A somewhat embarrassing note: I recently discovered I have the most number of posts out of all users on Katz's fermentation forum, which just came online a couple months ago. http://www.wildfermentation.com/forum/


----------



## JOHNYOGA2 (Sep 30, 2008)

Thanks Tim!
Another forum...Spent the morning there! Between here, and the Backyard Chicken Forum, and the Wild Fermentation Forum, I'll never get anything done!


----------



## Aram (May 9, 2006)

*But Y?*



JOHNYOGA2 said:


> Namaste' Tim!
> The eventual goal is to go off the grid, ...
> The idea being to have fewer problems instead of more...

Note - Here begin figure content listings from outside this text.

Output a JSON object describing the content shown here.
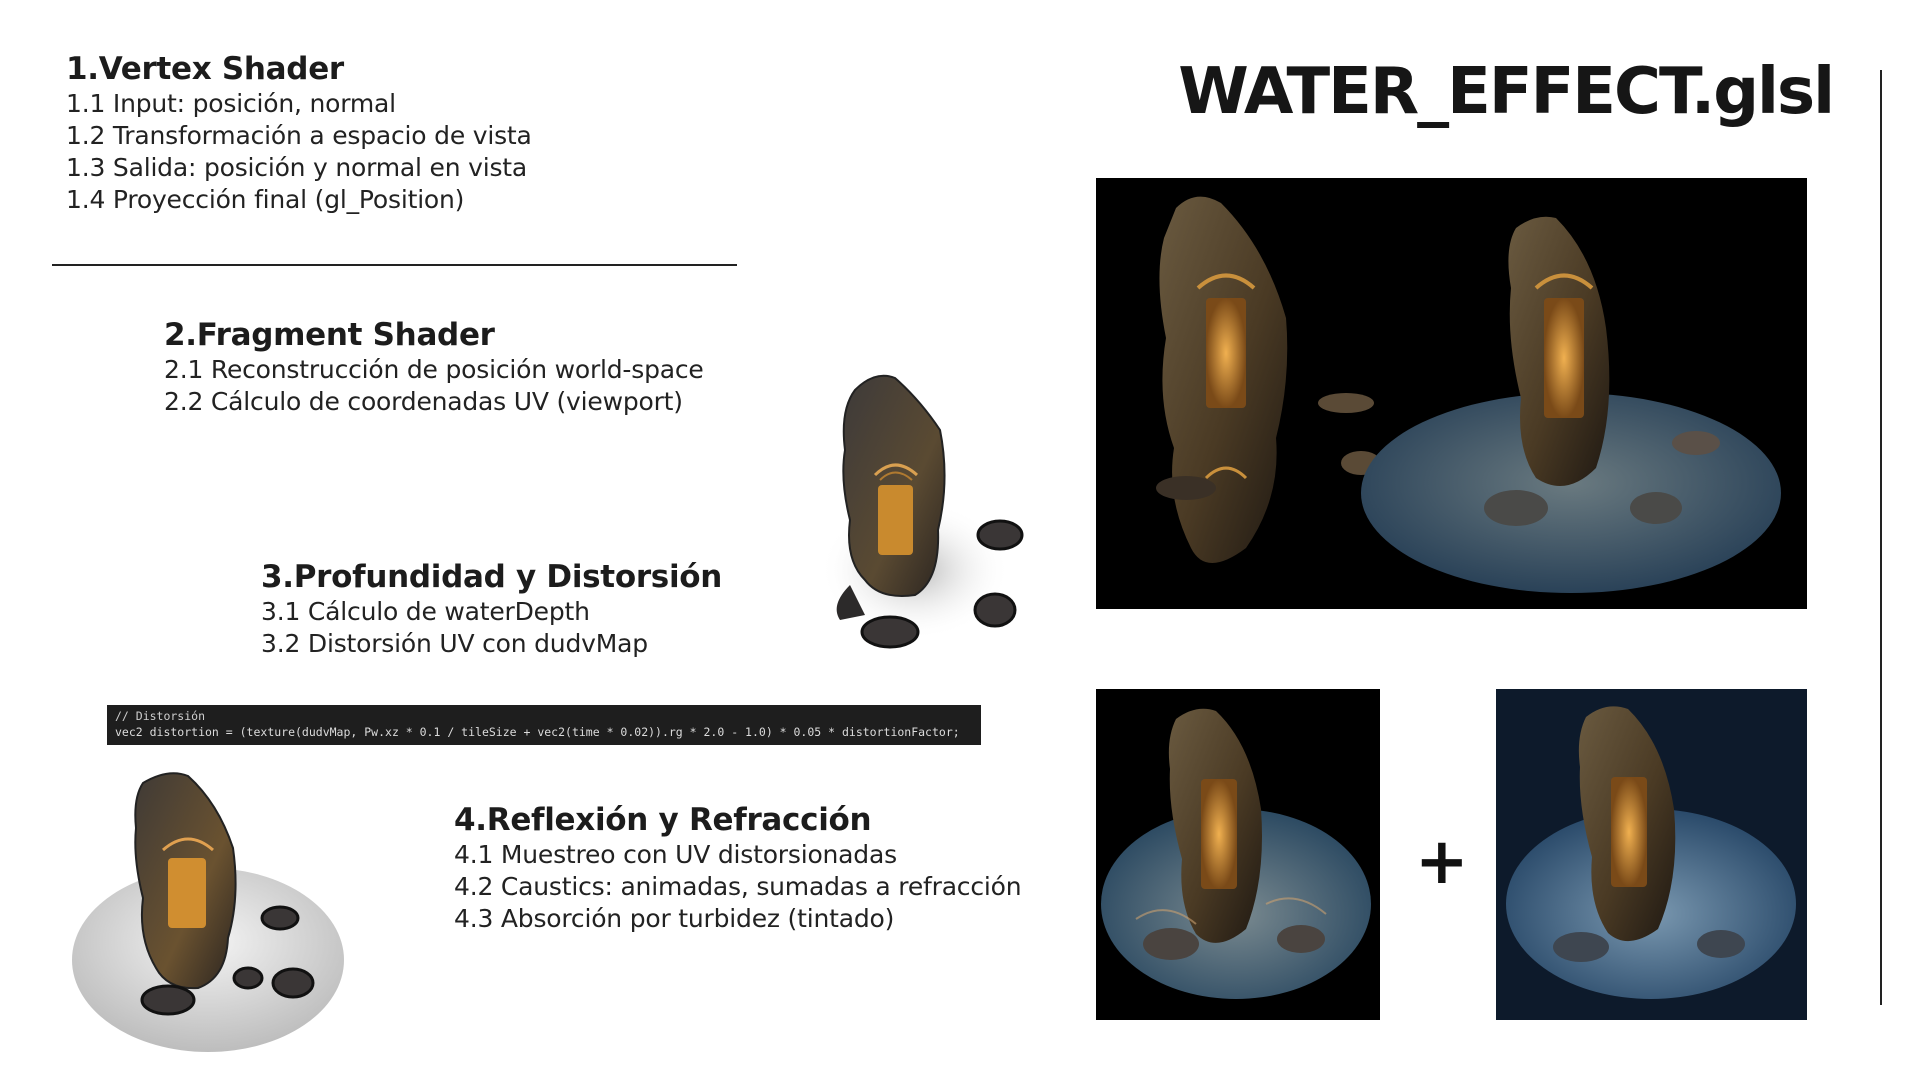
{
  "title": "WATER_EFFECT.glsl",
  "sections": [
    {
      "heading": "1.Vertex Shader",
      "items": [
        "1.1 Input: posición, normal",
        "1.2 Transformación a espacio de vista",
        "1.3 Salida: posición y normal en vista",
        "1.4 Proyección final (gl_Position)"
      ]
    },
    {
      "heading": "2.Fragment Shader",
      "items": [
        "2.1 Reconstrucción de posición world-space",
        "2.2 Cálculo de coordenadas UV (viewport)"
      ]
    },
    {
      "heading": "3.Profundidad y Distorsión",
      "items": [
        "3.1 Cálculo de waterDepth",
        "3.2 Distorsión UV con dudvMap"
      ]
    },
    {
      "heading": "4.Reflexión y Refracción",
      "items": [
        "4.1 Muestreo con UV distorsionadas",
        "4.2 Caustics: animadas, sumadas a refracción",
        "4.3 Absorción por turbidez (tintado)"
      ]
    }
  ],
  "code": {
    "comment": "// Distorsión",
    "line": "vec2 distortion = (texture(dudvMap, Pw.xz * 0.1 / tileSize + vec2(time * 0.02)).rg * 2.0 - 1.0) * 0.05 * distortionFactor;"
  },
  "operator": "+",
  "colors": {
    "rock": "#4a3a24",
    "glow": "#e0a040",
    "water": "#3a5570",
    "background_dark": "#000000",
    "background_navy": "#0d1a2b"
  }
}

If simplicity is what you are after why waste your time counting mites? I never did and if I ever will I wouldn't know what to do with the results. I will not treat my bees with pesticides no matter what, so finding mites is meaningless. I'm new at this but I have not lost one hive to mites in three years (bears, yes .) Try to find a local breeder who developed robust bees for your area (survivors without chemicals) and start with three four hives as winter insurance. In a couple of years you'll have a dozen hives and more honey than your family and friends can use.
If you want to make a living from it, though... that's another story.
Now I'm off to check out the wildfermentation forum 
Aram


----------



## JOHNYOGA2 (Sep 30, 2008)

Thanks Aram,
Yes I understand what you're saying. I don't have any desire to treat the bees with any kind of chemical but I sort of view the hive as a responsibility. If they were heavily infested I'd want to try a sugar dump, but then I'm just Type A personality enough to want to get some idea whether that treatment worked. And if that didn't work, well I wouldn't rule out a chemical treatment. I would just really rather not. I understand my chances improve a great deal with TBH's small cell size. Since building a screen into the hive is really not difficult, I'm going to opt for the most versatility, I think. It will also allow me to open the bottom up for ventilation in the summer where we can easily get to 95 degrees. That might give the bugs less stress.


----------